Just in case anyone thinks am making this phrase up...
Bistatic radar using satellite-borne illuminators of opportunity
The use of satellite-borne iluminators of opportunity in various kinds of surveillance applications is examined, in particular Direct Broadcast by Satellite Television (DBS TV) transmissions. The stability of TV waveforms for radar operation is considered.
The word 'opportunity' is problematic because it clearly mean that the EM transmission source may or
MAY NOT be available. The PCL operator is totally at the mercy of others for EM sources.

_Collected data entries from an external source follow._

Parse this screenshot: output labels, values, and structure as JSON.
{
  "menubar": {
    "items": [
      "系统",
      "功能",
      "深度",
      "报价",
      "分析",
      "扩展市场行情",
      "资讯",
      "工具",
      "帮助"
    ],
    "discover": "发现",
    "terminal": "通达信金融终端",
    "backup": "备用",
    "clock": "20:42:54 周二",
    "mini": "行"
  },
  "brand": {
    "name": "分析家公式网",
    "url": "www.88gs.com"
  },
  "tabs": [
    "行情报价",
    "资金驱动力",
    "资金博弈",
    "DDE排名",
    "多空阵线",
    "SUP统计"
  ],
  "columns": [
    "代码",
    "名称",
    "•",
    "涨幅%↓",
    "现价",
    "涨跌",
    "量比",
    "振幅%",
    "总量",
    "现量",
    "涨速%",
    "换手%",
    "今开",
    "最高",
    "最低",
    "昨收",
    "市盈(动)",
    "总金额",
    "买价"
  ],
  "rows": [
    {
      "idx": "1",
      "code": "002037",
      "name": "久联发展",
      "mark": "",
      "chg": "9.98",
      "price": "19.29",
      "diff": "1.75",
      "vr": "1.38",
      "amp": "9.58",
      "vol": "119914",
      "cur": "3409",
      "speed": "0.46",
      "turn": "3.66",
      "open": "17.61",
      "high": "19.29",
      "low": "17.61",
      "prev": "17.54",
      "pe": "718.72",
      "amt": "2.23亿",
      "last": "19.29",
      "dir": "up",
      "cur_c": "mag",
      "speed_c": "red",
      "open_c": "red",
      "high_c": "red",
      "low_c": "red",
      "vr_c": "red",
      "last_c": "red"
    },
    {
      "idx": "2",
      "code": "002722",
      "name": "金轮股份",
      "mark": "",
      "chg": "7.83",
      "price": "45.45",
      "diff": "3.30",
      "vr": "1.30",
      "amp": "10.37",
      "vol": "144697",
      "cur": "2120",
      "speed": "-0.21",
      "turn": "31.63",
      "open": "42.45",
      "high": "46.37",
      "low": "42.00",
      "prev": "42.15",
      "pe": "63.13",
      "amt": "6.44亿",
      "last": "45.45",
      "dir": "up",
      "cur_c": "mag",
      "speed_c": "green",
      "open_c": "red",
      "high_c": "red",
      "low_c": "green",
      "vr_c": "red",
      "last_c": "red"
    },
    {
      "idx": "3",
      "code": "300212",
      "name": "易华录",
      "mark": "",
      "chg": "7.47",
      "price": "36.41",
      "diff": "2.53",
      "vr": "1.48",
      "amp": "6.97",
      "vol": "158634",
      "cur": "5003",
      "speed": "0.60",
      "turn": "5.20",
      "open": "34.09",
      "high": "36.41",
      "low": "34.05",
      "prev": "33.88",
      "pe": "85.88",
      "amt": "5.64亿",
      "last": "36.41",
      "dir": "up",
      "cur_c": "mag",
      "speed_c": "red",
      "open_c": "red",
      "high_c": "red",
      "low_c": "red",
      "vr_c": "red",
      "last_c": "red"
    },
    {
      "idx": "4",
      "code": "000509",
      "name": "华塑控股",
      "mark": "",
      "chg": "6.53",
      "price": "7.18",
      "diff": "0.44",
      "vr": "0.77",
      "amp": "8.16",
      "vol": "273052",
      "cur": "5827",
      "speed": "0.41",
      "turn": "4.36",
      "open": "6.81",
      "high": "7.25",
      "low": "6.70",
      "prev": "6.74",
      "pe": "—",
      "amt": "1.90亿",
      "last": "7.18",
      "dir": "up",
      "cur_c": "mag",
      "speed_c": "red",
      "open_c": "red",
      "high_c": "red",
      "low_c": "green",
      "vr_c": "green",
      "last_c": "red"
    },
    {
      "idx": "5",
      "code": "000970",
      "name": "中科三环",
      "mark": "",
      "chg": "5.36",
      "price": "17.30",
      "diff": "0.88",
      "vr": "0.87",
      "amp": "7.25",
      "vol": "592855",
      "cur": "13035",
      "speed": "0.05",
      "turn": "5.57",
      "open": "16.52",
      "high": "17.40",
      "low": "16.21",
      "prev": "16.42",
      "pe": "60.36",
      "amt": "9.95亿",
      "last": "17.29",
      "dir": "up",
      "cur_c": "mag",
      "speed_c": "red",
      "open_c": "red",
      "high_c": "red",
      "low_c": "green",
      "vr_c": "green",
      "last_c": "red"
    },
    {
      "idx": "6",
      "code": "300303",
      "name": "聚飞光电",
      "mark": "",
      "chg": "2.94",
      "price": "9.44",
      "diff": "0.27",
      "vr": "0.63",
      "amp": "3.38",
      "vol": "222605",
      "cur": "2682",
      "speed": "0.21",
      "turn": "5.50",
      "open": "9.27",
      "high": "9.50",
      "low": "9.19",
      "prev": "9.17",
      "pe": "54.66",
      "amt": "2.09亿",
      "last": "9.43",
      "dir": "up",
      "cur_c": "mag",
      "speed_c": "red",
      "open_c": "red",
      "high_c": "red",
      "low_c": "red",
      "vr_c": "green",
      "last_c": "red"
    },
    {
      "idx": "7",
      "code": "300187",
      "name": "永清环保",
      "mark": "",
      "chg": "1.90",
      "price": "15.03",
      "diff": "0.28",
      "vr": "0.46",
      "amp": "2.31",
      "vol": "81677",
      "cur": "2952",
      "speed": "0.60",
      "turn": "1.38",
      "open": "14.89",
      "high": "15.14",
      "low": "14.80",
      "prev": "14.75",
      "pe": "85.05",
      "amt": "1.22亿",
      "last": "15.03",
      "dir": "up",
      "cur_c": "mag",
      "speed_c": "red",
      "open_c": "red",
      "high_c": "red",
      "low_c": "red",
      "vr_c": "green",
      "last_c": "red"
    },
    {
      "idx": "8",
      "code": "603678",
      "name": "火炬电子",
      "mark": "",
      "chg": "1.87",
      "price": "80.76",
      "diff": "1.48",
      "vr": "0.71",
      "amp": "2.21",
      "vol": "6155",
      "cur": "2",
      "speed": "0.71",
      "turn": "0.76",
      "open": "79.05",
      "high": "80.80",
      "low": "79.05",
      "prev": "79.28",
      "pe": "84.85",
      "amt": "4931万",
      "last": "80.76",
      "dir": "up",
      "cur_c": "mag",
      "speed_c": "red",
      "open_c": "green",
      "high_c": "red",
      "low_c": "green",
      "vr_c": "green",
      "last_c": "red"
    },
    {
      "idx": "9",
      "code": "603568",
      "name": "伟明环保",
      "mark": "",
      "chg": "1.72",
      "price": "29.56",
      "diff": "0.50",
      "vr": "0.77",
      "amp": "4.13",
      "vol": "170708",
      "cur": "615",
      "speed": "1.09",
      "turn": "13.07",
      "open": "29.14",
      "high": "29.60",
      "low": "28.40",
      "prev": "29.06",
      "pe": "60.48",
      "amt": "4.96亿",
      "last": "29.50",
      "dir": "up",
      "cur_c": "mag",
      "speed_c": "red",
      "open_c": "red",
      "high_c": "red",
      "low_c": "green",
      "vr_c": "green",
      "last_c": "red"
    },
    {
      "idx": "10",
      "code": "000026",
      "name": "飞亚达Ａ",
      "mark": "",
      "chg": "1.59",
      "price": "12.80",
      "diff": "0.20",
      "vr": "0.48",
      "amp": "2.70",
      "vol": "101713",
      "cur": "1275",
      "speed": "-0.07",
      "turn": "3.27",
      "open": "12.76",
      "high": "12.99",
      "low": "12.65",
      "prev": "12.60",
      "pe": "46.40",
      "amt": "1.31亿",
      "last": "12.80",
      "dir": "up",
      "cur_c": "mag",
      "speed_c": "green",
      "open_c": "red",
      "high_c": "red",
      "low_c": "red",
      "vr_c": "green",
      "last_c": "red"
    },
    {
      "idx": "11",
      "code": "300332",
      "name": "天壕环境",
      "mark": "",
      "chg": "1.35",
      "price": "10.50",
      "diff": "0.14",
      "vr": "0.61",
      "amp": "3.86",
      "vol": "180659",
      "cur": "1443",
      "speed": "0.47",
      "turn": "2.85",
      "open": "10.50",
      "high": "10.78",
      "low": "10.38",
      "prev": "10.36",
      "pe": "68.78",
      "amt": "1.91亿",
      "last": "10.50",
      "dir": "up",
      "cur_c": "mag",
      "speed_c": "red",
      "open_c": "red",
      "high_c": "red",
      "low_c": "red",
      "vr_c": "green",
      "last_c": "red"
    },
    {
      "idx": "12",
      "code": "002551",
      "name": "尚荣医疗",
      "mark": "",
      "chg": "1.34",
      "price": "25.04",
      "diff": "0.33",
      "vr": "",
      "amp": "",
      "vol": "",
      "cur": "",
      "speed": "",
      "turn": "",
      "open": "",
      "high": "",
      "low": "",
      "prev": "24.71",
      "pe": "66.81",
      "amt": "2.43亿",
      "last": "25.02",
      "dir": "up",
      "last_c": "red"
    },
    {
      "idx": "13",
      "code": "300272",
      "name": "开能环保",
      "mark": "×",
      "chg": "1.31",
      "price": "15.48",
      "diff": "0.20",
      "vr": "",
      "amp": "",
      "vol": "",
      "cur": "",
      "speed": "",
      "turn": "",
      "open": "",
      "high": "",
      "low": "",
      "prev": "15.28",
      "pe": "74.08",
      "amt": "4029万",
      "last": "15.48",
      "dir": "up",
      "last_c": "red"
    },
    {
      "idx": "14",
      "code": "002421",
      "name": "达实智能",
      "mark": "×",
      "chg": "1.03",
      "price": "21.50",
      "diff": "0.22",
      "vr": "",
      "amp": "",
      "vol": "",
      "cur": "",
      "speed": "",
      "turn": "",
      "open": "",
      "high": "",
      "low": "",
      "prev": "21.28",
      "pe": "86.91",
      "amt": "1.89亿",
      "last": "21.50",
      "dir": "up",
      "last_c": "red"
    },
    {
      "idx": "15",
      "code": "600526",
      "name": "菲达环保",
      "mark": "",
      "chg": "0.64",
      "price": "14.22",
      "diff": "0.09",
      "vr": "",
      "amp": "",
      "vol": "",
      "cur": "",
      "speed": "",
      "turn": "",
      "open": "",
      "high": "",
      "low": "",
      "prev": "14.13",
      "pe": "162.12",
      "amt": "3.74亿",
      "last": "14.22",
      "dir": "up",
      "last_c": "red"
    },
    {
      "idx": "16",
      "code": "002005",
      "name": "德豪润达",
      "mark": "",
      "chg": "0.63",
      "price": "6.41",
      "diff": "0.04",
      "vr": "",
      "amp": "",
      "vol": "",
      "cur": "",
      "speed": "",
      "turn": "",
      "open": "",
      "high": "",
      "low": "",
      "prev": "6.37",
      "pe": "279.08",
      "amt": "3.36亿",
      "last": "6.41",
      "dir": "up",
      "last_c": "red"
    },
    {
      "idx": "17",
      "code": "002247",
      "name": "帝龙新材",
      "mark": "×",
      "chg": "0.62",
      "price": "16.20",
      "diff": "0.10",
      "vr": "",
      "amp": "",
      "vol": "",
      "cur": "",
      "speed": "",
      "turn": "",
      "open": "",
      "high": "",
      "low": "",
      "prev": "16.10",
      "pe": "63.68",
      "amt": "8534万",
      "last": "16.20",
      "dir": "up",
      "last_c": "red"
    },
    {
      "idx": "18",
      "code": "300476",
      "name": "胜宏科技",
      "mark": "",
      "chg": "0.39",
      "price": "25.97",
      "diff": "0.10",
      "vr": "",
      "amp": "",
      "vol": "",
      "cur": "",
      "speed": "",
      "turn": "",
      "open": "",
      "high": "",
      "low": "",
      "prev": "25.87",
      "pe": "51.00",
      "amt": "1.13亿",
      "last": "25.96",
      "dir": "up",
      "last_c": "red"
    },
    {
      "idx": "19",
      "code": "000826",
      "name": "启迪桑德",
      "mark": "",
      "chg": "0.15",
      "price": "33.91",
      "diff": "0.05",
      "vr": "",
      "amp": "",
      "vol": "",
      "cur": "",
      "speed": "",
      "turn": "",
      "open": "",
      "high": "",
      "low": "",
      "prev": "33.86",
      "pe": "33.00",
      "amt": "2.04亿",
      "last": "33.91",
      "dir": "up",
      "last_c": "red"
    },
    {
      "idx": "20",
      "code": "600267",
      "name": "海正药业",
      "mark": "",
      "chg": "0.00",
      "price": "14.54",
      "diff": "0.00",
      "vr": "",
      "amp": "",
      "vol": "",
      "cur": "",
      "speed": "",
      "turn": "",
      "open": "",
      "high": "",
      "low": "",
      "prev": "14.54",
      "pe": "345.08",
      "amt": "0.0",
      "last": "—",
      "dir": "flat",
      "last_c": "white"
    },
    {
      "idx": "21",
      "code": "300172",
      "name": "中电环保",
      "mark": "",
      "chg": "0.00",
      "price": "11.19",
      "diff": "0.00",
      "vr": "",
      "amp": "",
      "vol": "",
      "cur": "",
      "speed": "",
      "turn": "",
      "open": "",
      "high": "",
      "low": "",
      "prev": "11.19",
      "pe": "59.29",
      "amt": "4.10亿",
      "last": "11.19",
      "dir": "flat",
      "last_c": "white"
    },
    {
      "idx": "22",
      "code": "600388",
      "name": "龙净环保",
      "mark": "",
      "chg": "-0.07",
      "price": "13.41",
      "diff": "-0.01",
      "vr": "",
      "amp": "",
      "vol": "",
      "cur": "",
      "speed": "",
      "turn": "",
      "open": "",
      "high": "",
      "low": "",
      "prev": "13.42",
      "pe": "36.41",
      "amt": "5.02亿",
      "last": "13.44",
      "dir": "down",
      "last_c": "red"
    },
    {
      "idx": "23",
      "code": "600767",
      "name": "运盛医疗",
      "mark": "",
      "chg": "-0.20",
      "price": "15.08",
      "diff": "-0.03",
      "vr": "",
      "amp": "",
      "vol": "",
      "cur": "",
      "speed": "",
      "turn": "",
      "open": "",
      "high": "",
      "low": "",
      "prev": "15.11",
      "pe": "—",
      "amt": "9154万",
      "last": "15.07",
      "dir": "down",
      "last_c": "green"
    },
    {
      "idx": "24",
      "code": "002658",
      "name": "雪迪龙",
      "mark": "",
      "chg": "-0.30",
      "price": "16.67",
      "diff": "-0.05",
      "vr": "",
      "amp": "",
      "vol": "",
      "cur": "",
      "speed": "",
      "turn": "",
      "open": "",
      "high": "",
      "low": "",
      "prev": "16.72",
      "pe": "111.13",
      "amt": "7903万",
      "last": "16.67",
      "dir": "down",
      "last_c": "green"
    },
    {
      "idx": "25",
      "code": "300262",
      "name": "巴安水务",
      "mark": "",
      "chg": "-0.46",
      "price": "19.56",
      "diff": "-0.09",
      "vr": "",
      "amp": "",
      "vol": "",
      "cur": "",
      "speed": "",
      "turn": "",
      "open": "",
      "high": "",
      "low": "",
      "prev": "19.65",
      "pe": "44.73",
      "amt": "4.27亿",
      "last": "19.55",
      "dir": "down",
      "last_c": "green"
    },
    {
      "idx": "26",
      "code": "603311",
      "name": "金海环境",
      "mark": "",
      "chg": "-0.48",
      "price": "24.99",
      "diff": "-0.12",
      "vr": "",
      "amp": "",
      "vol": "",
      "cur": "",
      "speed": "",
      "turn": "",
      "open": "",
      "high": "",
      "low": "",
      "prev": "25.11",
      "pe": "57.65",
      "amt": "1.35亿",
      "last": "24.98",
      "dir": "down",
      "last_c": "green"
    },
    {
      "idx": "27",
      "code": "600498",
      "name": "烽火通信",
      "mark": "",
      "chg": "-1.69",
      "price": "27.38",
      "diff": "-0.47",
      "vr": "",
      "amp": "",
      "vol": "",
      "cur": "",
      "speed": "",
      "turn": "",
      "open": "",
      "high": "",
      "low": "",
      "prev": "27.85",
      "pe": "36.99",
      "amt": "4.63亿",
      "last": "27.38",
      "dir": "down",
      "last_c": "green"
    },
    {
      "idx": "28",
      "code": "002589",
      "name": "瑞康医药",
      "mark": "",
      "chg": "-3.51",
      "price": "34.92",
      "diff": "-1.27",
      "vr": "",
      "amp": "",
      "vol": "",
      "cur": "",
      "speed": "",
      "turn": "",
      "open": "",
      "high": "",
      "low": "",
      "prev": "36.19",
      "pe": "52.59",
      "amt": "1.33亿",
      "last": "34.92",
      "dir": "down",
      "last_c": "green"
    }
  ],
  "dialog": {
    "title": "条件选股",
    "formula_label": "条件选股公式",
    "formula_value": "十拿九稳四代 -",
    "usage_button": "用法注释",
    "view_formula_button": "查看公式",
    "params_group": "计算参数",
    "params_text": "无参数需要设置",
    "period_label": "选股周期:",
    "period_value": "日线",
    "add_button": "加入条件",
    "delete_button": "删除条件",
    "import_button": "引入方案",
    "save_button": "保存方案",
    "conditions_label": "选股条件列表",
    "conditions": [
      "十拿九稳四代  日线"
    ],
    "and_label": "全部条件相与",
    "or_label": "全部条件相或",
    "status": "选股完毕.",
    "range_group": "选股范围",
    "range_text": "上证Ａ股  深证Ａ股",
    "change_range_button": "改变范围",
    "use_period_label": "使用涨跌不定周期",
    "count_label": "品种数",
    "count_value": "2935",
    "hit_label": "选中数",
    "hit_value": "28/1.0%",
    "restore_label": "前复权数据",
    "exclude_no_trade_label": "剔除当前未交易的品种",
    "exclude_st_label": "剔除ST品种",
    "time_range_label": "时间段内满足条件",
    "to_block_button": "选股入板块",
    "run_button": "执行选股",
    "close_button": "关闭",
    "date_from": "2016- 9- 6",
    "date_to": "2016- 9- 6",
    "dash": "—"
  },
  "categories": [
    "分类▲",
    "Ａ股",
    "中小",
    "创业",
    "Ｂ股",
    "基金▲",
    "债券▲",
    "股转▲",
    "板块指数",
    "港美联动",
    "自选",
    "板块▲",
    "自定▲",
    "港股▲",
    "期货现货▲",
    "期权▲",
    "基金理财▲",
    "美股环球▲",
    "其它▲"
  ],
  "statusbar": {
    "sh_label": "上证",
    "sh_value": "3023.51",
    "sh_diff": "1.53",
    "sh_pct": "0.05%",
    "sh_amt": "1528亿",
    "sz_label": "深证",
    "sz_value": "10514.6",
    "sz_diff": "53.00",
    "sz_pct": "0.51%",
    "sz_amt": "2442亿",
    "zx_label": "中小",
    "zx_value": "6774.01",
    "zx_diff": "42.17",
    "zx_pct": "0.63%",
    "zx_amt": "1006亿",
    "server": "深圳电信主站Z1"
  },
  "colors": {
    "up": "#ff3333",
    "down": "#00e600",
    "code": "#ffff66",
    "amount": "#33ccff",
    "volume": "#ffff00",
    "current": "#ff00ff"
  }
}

Figure 1 shows that in the event where a target is bombarded with EM signals from multiple sources such as TV, radio, or cell phone towers. It is technically possible to use the echoes signals from the aircraft to locate it.
But if the Devil is in the details, then he certainly lives in Figure 2. There is something called the bi-static triangle...
Bistatic radar noncooperative illumination synchronization techniques
Synchronization techniques used in the Bistatic Alerting and Cueing (BAC) program are examined. Particular attention is given to illuminator search, target search synchronization, RF synchronization, PRF (pulse repetition frequency) synchronization, range gate synchronization, and solution of the bistatic triangle. All of the synchronization techniques have been implemented and tested during the two and a half years of field-test demonstration of the BAC system. It is concluded that feasibility testing produced excellent results.
For Figure 2, the bi-static triangle is between the transmitter, the target, and the receiver and inside this triangle are two smaller triangles.
First...The receiver should know what the transmitter is doing and when it will be transmitting. That is the line called 'Direct signal'. But as the transmitter is doing its thing, its signals are hitting the receiver and that is the line called 'Interfering signal'.
Second...As the transmitter's signals are impacting the aircraft, we have echoes and those signals are picked up by the receiver.
As the aircraft flies, the main bi-static triangle may disappear but the transmitter's signals continues to be picked up by the receiver, possibly producing false targets. The 'Direct signal' line is where the receiver can use to correlate or cancel out other signals. But should this line be hardwired or wireless? Structurally speaking, how long would this link be? Every network engineer knows that the longer the wire, the greater the data loss. Every radar engineer knows that depending on the antenna, the closer the transmitter and the receiver are the greater the contamination.
When there are more than one transmitters and receivers inside a network, we can call this a 'multi-static' setup. But at its core, it is still dependent upon individual bi-static transmitter-receiver pairing to make the network functional. A station can be in several pairings at once. But the more the pairings the greater the data processing load for obvious reason: they all talk to each other. The main problem for the PCL operator is that not only does he does not have control of the medium, he may not have that 'Direct signal' reference information to filter out false positives. A wireless link can be highly unreliable and in a combat situation, it can be jammed. Worse yet, the adversary can send in drones to saturate the network with blanket noise. What if the main electrical source is destroyed? How are those TV, radio, and cell phone towers transmit to be those 'illuminators of opportunity'?
The bi-static radar is the greatest threat to 'stealth' aircrafts but hardly the guarantor of detection and reliability.